The 37-year-old Prasad had a disease called Musician’s dystonia. This is a neurological disorder that causes the brain to send the wrong signals to the muscles, causing involuntary and sometimes painful spasms. It is caused by frequent repetition of the same movements of the hand, so it often strikes some musicians. According to statistics, 1-2% of all professional musicians suffer from dystonia.
Prasad is a guitar player and he experienced spasms of fingers that prevented him from playing. And then during the play, he could no longer move three fingers of his left hand.
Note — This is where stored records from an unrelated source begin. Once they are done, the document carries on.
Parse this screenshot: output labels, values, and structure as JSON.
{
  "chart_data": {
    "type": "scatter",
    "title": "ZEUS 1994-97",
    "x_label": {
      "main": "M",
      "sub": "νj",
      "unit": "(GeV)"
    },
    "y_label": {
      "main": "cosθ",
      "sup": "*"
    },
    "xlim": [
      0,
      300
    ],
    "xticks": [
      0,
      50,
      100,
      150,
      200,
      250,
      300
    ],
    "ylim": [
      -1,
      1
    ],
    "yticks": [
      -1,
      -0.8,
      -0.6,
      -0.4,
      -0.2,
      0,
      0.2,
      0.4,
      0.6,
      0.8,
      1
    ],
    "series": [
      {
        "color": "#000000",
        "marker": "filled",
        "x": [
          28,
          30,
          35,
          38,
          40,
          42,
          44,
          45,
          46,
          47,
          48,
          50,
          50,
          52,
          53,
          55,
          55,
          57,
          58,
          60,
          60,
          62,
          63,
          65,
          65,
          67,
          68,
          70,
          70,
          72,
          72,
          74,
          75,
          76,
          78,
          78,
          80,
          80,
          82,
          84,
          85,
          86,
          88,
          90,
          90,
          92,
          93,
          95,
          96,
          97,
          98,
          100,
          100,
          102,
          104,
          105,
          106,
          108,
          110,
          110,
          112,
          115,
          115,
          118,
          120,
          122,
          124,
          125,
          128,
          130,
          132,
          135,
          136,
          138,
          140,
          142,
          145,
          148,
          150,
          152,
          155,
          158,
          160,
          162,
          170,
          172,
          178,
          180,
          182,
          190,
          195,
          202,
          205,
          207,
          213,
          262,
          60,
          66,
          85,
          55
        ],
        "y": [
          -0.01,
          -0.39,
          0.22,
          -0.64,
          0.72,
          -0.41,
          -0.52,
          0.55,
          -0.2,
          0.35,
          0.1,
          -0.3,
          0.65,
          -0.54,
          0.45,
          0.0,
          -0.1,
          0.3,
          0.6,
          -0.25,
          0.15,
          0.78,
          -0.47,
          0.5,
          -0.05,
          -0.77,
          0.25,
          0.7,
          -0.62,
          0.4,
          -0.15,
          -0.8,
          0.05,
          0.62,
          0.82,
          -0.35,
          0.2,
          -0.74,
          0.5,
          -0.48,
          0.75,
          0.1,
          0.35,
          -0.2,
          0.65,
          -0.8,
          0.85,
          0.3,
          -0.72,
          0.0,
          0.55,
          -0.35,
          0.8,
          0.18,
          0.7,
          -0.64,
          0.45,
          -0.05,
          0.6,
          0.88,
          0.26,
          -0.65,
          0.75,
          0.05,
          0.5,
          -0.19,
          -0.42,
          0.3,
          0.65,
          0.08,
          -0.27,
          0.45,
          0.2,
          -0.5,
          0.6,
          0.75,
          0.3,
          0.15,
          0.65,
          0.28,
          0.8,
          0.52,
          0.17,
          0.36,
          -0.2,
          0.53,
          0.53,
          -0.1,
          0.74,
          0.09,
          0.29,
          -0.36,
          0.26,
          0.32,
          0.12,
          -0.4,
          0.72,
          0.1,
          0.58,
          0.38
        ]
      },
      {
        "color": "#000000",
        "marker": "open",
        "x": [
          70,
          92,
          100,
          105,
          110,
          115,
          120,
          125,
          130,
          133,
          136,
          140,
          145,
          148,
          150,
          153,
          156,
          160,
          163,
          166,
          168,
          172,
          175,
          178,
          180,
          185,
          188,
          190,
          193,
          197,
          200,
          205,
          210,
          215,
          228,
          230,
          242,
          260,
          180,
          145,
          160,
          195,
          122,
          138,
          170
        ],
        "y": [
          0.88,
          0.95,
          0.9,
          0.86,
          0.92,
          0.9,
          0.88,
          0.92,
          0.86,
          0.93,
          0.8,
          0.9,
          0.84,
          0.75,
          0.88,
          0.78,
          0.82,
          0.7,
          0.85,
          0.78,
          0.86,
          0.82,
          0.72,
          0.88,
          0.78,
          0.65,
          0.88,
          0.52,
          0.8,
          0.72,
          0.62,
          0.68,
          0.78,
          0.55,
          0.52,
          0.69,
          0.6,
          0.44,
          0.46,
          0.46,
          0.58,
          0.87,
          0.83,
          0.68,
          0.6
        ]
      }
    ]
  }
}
“I thought that numbness was caused by constant practice,” Prasad says. – Then I started to take breaks, but it did not help. Doctors told me that it was supposedly muscle fatigue, and I was prescribed analgesics, vitamins, antibiotics, plus recommended physical therapy. ” And a little later he was diagnosed correctly. Surgeons offered surgery on the brain and warned Prasad that during the operation he would be conscious.
“I was frightened,” the musician admits. “But my attending physician supported me and encouraged me.”
The doctors administered a decent dose of local anesthesia to him. Then they made an MRI to determine how far they would have to go deeper into the brain, and then insert the electrodes to “correct the circuit”. Prasad perfectly remembers everything, but says that there was no pain whatsoever. He only felt, “as if the generator was turned on during the operation process.”
Doctors asked Prasad to play guitar when they “brazed” the chain in the brain. “On the sixth” spike “my fingers come to life, – says Prasad. “I was lying on the table and I felt like a healthy person.”
A week after the intervention in the brain (July 13), Prasad feels great, apart from some weakness in his left leg and arm. This kind of “live brain surgery” is an important stage of development in Indian medicine, although it is in principle not new and widely used all over the world.